99.99% of Polymarket traders cannot replace salaries: analysis

A recent analysis of Polymarket trading records found 99.99% of accounts did not produce enough profit to replace a typical full-time salary.
An analysis of Polymarket activity between April 2024 and April 1, 2026 found that 0.015% of traders recorded at least $5,000 in realized profits each month for four consecutive months. The dataset and calculations were compiled by crypto analyst Andrey Sergeenkov.
Sergeenkov’s breakdown shows that nearly 1% of traders earned more than $5,000 in a single month, 0.1% repeated that performance the following month, and 0.015% maintained it for four months in a row.
The analysis also identified about 840 wallet addresses, roughly 0.033% of traders, with more than $100,000 in cumulative profits.
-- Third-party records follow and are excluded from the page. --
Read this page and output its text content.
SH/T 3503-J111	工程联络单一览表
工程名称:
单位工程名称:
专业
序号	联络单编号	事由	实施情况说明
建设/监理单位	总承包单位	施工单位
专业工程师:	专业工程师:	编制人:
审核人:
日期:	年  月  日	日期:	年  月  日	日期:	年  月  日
Sergeenkov noted some of those wallets are likely operated by professional trading firms or hedge funds rather than individual retail users.
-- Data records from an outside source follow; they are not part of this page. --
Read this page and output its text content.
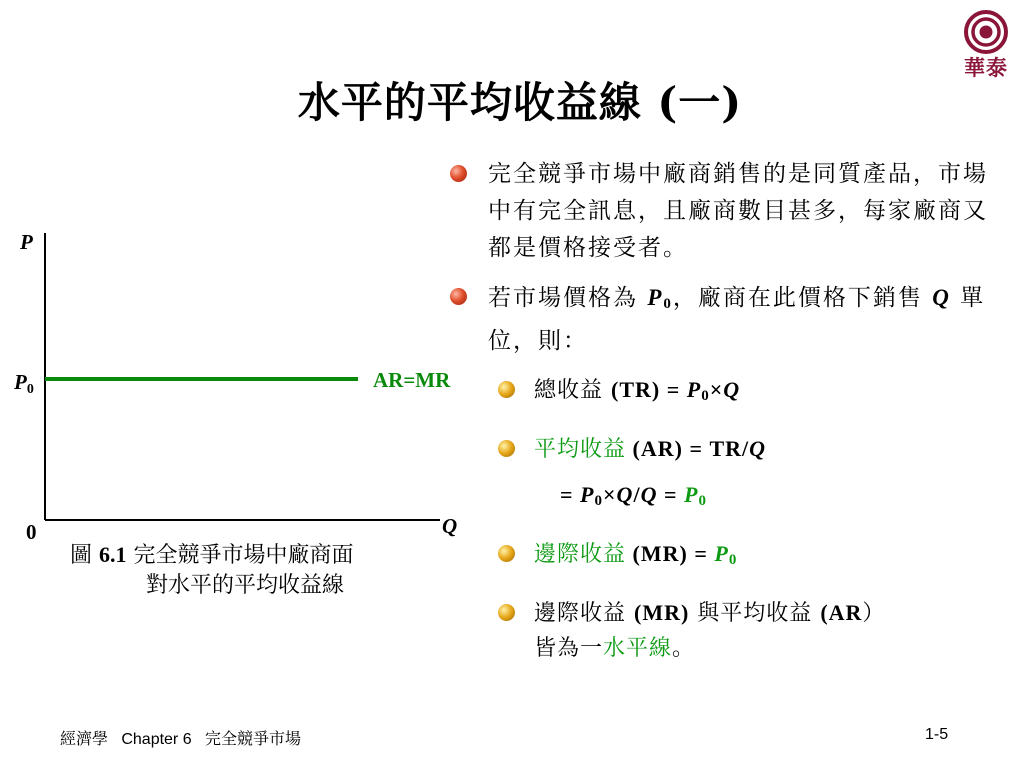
華泰
水平的平均收益線 (一)
P
P0	AR=MR
0	Q
圖 6.1 完全競爭市場中廠商面
對水平的平均收益線
完全競爭市場中廠商銷售的是同質產品，市場中有完全訊息，且廠商數目甚多，每家廠商又都是價格接受者。
若市場價格為 $P_0$，廠商在此價格下銷售 Q 單位，則：
總收益 $(TR) = P_0\times Q$
平均收益 (AR) = TR/Q
= $P_0\times Q/Q = P_0$
邊際收益 $(MR) = P_0$
邊際收益 (MR) 與平均收益 (AR）
皆為一水平線。
經濟學   Chapter 6   完全競爭市場	1-5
Polymarket is a prediction market where users buy and sell binary “yes” or “no” contracts priced between $0 and $1 to reflect the market probability of an event. Traders realize profits by selling contracts at higher prices or by holding contracts that settle at $1 when an outcome occurs. If you are wondering is Polymarket legit, check out our review of its credibility and standing.
Sergeenkov’s methods counted only realized profits and losses. He reported that about 96% of Polymarket trading volume in the sample came from markets that had already resolved. The dataset covers activity from April 2024 through April 1, 2026.
On trader activity, the analyst reported that only 172 of 6,600 wallet addresses with average monthly profits above $5,000 remained active for more than a year, a share he presented as 2.6%. Sergeenkov wrote, “Less experienced users tend to trade less successfully.” He added, “Most traders show up, trade for a short period, and leave.”
The findings were published alongside public posts and profiles that promoted large gains, including one account reporting $100,000 in profit in a single month and another claiming easy six-figure opportunities on prediction markets. Sergeenkov’s dataset reports the counts of high-profit wallets and the low rates of sustained monthly returns. Occasional large, one-off windfalls can occur, but they are rare and unpredictable. The analysis did not find that such events were common enough to raise the share of accounts above the income-replacement threshold.
The report framed prediction markets primarily as venues for information aggregation and speculation. While some traders extracted profits from inefficiencies in specific markets, the distribution of capital and the platform’s transaction structure limited the number of accounts that reached income-replacement levels.